According to Smith, Health Canada’s top priority is consistency, and the lack of it among startups is the chief reason so few licences have been issued.
In conversation, the 39-year-old Flemming is a man of few words initially, but get him talking about marijuana and it all comes pouring out.
“People don’t understand how special it is,” he enthuses. “It’s not like growing a tomato plant. It grows so much faster than everything else, and there are so many more variables to it.”
Flemming didn’t come to cannabis by being a stoner - he barely touched a joint until he was in his 20s - but through gardening. He started with his mom and dad, growing annuals and perennials in their yard in Truro.
“I’d be 11 years old and digging a 40-foot flower bed while my buddies were out playing baseball or something.”
By the time he was in his mid-teens, he knew how to grow pretty much everything but marijuana, so he began experimenting with it in the woods near his home.
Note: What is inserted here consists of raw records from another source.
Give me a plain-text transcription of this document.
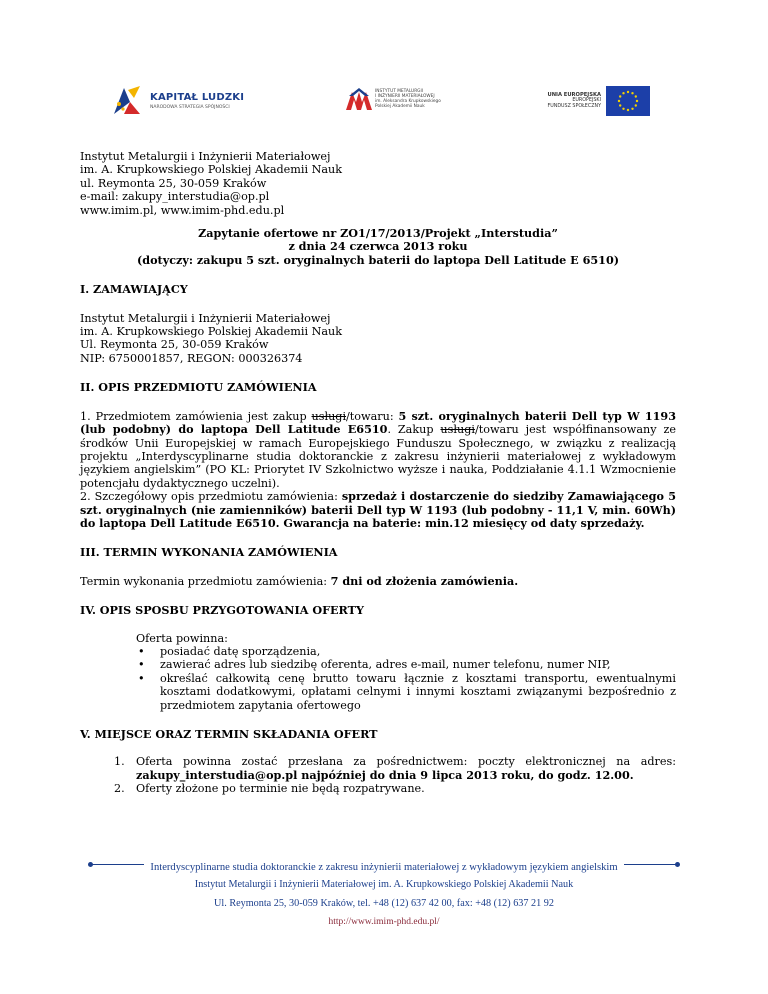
KAPITAŁ LUDZKI
NARODOWA STRATEGIA SPÓJNOŚCI
INSTYTUT METALURGII
I INŻYNIERII MATERIAŁOWEJ
im. Aleksandra Krupkowskiego
Polskiej Akademii Nauk
UNIA EUROPEJSKA
EUROPEJSKI
FUNDUSZ SPOŁECZNY
Instytut Metalurgii i Inżynierii Materiałowej
im. A. Krupkowskiego Polskiej Akademii Nauk
ul. Reymonta 25, 30-059 Kraków
e-mail: zakupy_interstudia@op.pl
www.imim.pl, www.imim-phd.edu.pl
Zapytanie ofertowe nr ZO1/17/2013/Projekt „Interstudia”
z dnia 24 czerwca 2013 roku
(dotyczy: zakupu 5 szt. oryginalnych baterii do laptopa Dell Latitude E 6510)
I. ZAMAWIAJĄCY
Instytut Metalurgii i Inżynierii Materiałowej
im. A. Krupkowskiego Polskiej Akademii Nauk
Ul. Reymonta 25, 30-059 Kraków
NIP: 6750001857, REGON: 000326374
II. OPIS PRZEDMIOTU ZAMÓWIENIA

1. Przedmiotem zamówienia jest zakup usługi/towaru: 5 szt. oryginalnych baterii Dell typ W 1193 (lub podobny) do laptopa Dell Latitude E6510. Zakup usługi/towaru jest współfinansowany ze środków Unii Europejskiej w ramach Europejskiego Funduszu Społecznego, w związku z realizacją projektu „Interdyscyplinarne studia doktoranckie z zakresu inżynierii materiałowej z wykładowym językiem angielskim” (PO KL: Priorytet IV Szkolnictwo wyższe i nauka, Poddziałanie 4.1.1 Wzmocnienie potencjału dydaktycznego uczelni).

2. Szczegółowy opis przedmiotu zamówienia: sprzedaż i dostarczenie do siedziby Zamawiającego 5 szt. oryginalnych (nie zamienników) baterii Dell typ W 1193 (lub podobny - 11,1 V, min. 60Wh) do laptopa Dell Latitude E6510. Gwarancja na baterie: min.12 miesięcy od daty sprzedaży.

III. TERMIN WYKONANIA ZAMÓWIENIA
Termin wykonania przedmiotu zamówienia: 7 dni od złożenia zamówienia.
IV. OPIS SPOSBU PRZYGOTOWANIA OFERTY
Oferta powinna:
• posiadać datę sporządzenia,
• zawierać adres lub siedzibę oferenta, adres e-mail, numer telefonu, numer NIP,
• określać całkowitą cenę brutto towaru łącznie z kosztami transportu, ewentualnymi kosztami dodatkowymi, opłatami celnymi i innymi kosztami związanymi bezpośrednio z przedmiotem zapytania ofertowego
V. MIEJSCE ORAZ TERMIN SKŁADANIA OFERT
1. Oferta powinna zostać przesłana za pośrednictwem: poczty elektronicznej na adres: zakupy_interstudia@op.pl najpóźniej do dnia 9 lipca 2013 roku, do godz. 12.00.
2. Oferty złożone po terminie nie będą rozpatrywane.
Interdyscyplinarne studia doktoranckie z zakresu inżynierii materiałowej z wykładowym językiem angielskim
Instytut Metalurgii i Inżynierii Materiałowej im. A. Krupkowskiego Polskiej Akademii Nauk
Ul. Reymonta 25, 30-059 Kraków, tel. +48 (12) 637 42 00, fax: +48 (12) 637 21 92
http://www.imim-phd.edu.pl/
He played around with it for several years, but it wasn’t until his mid-20s, when he began using it to treat both early-onset arthritis and his undiagnosed attention deficit hyperactivity disorder, that the hobby became a full-blown obsession.
“I decided then that I would throw my whole life into it.”
Though Flemming insists he never profited from the sale of his plants, which he eventually got an exemption for, he was heavily involved in what he calls “the subculture” for years. Today, he credits that experience for helping to set him apart.
“There are a lot of people out there now trying to break into the industry who were never part of the subculture - they maybe sold lights to a hydroponic store or something - and now they’re calling themselves master growers.
“But those ‘master growers’ just screw companies up and cost them millions of dollars.”
That is, of course, one of the chief challenges of the medical marijuana trade - that so few traditional gardeners and so few traditional engineers have ever dealt with the stuff.
Flemming says he sat in meetings at Organigram listening to engineers reveal how little they knew about, say, the facility’s air conditioning or dehumidification needs. Getting them to listen to him - some punk from small-town Nova Scotia - was never easy. Now that Flemming has joined American Cannabis, he’ll presumably start commanding a little more respect.
Flemming and his employer aim to establish a reputation in Canada as the go-to company for certified organic expertise. According to Smith, many startups are looking to go organic, if only because organic standards are more likely to appease Health Canada.
Flemming himself has always grown organically, but he says his primary interest isn’t in the eco label, per se.
“I just want to grow the best damn pot around.”